3 Add the water and the chicken bouillon powder. Simmer until the cauliflower is soft.

4 For a smooth soup, purée the mixture with a hand blender or in batches in a food processor. Return the mixture to the pot.

5 Add the evaporated milk and 1% milk and blend well. Take care not to let the soup boil, as the milk will separate.

6 Serve in bowls with 2 tbsp (15 g) of the grated cheddar cheese sprinkled on top. Add a whole wheat roll for a complete meal.


The chicken bouillon powder provides the sodium in this soup recipe. No extra salt is needed. If possible, use low-salt bouillon powder, which contains about 25 per cent less sodium than regular bouillon powder. Bouillon packets or cubes may be used instead of bouillon powder. Each packet of bouillon contains 1 1/2 tsp (5 g) of bouillon. If using bouillon cubes, crumble the cube and measure accordingly.
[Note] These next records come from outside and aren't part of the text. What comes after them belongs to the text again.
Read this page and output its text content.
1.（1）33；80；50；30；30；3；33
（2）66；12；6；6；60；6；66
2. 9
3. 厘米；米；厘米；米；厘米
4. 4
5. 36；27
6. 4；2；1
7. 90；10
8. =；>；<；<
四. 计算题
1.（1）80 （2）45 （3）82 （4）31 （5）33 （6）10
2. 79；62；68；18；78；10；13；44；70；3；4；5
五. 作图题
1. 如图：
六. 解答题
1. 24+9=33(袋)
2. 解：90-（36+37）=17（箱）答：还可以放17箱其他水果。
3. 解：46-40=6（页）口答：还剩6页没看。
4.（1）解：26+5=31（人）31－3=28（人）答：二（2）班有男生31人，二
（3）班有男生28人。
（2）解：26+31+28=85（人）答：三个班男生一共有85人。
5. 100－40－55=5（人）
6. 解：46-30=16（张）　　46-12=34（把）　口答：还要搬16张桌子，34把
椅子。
This vegetable/milk combination may be prepared as a smooth soup or as a chunkier version, if desired. A variety of vegetables, fresh or frozen, may be substituted for the cauliflower. Peas, carrots, broccoli, or a mixture such as carrots with parsnips all make tasty versions of this recipe.

Did You Know?

  • Cauliflower, as its name implies, is a flower growing from a plant. The heavy green leaves that surround the head protect the flower buds from the sunlight. The lack of exposure to sunlight does not allow chlorophyll to develop. Therefore, colour is not produced and the head remains white.
  • Most of the Nova Scotia-grown cauliflower is sold in the Maritimes. Nova Scotia produces about 100 hectares of cauliflower each year.
  • Cauliflower comes from the Latin words "caulis," meaning "stalk", and "floris," meaning "flower".